The report’s author Christopher Snowdon, who is the director of lifestyle economics at the IEA, said that the notion that obesity and poor nutrition were principally a result of low incomes was now “untenable”.

He concluded that a diet including the government’s recommended five portions of fruit and vegetables would cost just 30p.

The report was instantly criticised by health campaigners who pointed to the frequent promotions on healthy foods by supermarkets, the millions spent on junk food advertising by the multinationals and the use of popular characters to attract children.

Malcolm Clark of the Children’s Food Campaign told the Daily Mail: “You have to wonder whether the IEA has actually ever set foot in a supermarket, especially with kids in tow. On average, 40 per cent of the food UK shoppers buy is on promotion, and typically much of those special offers and end-of-aisle displays are for foods high in fat, salt or sugar.”
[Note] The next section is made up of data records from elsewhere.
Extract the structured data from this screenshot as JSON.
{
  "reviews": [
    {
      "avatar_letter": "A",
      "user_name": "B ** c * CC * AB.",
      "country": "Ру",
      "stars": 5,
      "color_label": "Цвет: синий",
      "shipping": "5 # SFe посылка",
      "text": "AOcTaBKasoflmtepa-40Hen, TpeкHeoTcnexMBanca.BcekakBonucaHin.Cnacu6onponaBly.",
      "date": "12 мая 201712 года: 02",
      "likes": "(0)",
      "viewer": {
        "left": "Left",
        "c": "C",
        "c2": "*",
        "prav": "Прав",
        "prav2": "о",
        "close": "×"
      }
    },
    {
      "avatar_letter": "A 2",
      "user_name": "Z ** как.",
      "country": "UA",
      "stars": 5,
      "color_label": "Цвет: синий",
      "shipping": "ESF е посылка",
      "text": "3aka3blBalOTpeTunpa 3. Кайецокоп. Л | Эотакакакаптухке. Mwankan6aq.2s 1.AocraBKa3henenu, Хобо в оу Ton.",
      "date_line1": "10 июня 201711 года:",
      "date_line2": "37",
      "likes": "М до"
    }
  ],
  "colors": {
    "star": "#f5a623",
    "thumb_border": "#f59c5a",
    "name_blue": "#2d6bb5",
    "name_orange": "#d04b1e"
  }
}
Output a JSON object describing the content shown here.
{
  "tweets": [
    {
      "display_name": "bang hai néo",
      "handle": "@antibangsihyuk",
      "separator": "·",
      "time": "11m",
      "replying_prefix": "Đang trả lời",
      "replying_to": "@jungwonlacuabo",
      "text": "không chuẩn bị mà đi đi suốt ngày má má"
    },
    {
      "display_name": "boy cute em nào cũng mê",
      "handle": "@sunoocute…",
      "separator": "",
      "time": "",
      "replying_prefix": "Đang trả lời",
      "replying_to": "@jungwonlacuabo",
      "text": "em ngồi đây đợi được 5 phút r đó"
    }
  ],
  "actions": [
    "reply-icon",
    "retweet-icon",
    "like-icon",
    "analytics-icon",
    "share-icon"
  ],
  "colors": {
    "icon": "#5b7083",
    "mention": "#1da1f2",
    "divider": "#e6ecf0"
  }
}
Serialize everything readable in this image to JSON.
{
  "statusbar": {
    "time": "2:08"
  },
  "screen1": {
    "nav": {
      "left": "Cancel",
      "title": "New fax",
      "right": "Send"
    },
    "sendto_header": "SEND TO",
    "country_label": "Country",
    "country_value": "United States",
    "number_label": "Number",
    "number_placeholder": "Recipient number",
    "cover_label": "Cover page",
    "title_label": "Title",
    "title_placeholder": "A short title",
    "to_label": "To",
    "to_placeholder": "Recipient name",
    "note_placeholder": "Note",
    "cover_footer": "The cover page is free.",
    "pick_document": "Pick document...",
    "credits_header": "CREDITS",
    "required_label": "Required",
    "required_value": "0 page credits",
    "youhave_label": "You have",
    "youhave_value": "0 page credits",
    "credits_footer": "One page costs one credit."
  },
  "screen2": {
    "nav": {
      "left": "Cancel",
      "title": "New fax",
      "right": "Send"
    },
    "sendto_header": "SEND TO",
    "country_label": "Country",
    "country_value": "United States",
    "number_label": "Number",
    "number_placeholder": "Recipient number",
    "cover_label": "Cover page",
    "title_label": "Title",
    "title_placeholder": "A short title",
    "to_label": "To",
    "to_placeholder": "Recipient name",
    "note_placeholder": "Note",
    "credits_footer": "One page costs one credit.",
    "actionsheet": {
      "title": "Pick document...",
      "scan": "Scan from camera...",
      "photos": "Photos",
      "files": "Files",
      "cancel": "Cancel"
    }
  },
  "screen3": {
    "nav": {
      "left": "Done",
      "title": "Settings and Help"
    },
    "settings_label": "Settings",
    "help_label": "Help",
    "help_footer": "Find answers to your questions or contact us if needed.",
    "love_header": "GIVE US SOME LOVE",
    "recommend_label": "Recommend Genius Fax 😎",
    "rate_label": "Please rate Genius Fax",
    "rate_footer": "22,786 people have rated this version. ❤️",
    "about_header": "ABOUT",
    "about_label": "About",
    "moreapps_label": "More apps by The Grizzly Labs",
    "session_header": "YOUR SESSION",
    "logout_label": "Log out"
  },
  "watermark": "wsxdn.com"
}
The debate comes at a time when many health campaigners are arguing for a tax on unhealthy products, not least on sugary drinks, to improve the state of the nation’s health.

However, anti-sugar tax campaigners have hit back at the proposal and have been quick to laud the IEA’s report.

Snowdon stated that such a tax would likely be ineffective. “Given the relatively high cost of junk food, it is unlikely that taxing unhealthy food or subsidising healthy food would change people's eating habits,” he said.

Anti-sugar tax campaigners have frequently claimed that Mexico’s introduction of a tax on sugary drinks in 2014 has been a failure, despite the fact that sales fell by 5.5 per cent in the first year and 9.7 per cent in the second year.